Following the news in Honduras this month has felt like reading a politically-charged murder mystery. On March 3rd, world-renowned environmental activist Berta Cáceres was murdered in her home. Hondurans called fowl, beliving she was silenced for her long fight against the Agua Zarca Dam along the Gualcarque River, a river sacred to the indigenous Lenca people. With no immediate suspect, fingers have been pointed at the Honduran government and the company in charge of the project.
The only witness at the scene, Cáceres’s colleague Gustavo Castro, was barred from leaving Honduras. Shot twice during the assassination, Castro was slapped with a 30-day immigration alert, preventing him from flying home to Mexico. In an open letter, he expressed his fears that he was being treated more like a suspect than a victim, also claiming that the crime scene had been tampered with and the investigation botched.
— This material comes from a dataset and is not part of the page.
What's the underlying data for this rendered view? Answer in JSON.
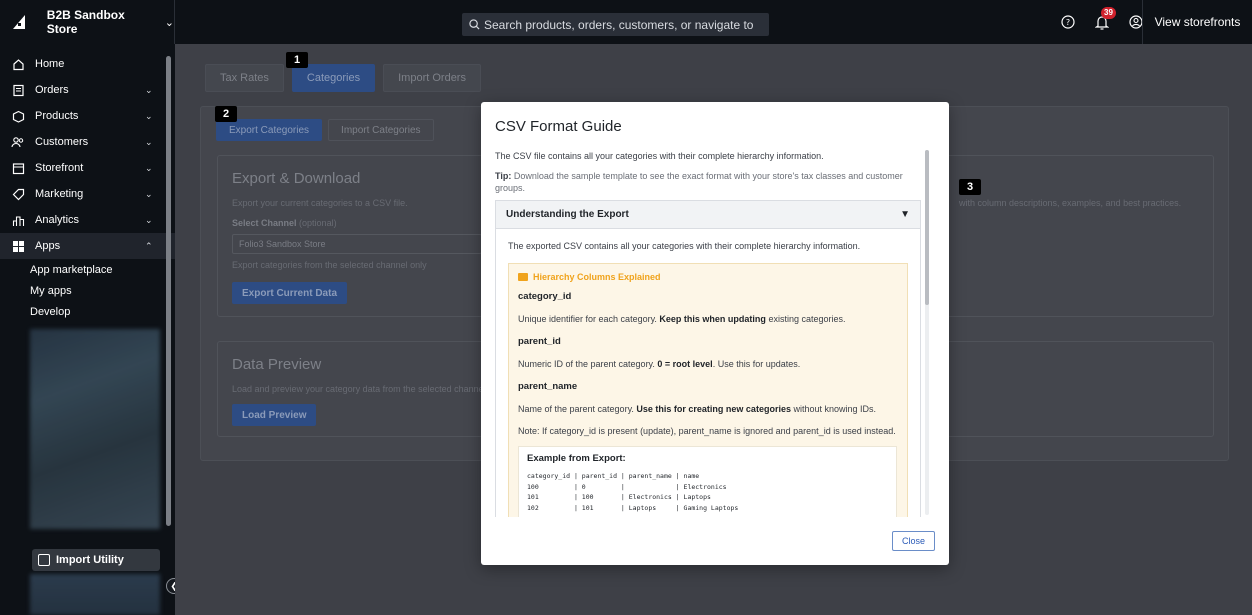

Two murders in as many weeks was enough to cause international backers of the dam project to freeze a $20 million investment and many are calling on the U.S. to do the same, given that USAID is another backer of the dam project. Both Honduran and American activists are calling for the U.S. Government to cut support for the project. Back in DC, protestors scaled an art installation in front of the USAID building, hanging the following banners:
— The Intercept (@the_intercept) March 14, 2016
Several times in the past few weeks, J has prepped the Marines for planned protests outside the Embassy, though none ever came to fruition. But the outrage can be seen throughout the city in the form of graffiti, extending from the Mexican Embassy (where Gustavo Castro is rumored to be hiding out) to Honduran government buildings.
Even Cáceres’s family has implored the U.S. to act, claiming they have no faith in their own government to do the right thing. Given that Honduras is the world’s most dangerous country for environmentalists, I don’t blame them.
I find it surreal how the United States is brought into the fold in these issues, especially when you’re on the 50-yard line (albeit in the very last row) watching it unfold. It’s a less-touted benefit of the MSG program, to bear witness to the other end of the spectrum of U.S. influence, but one of the most important to me.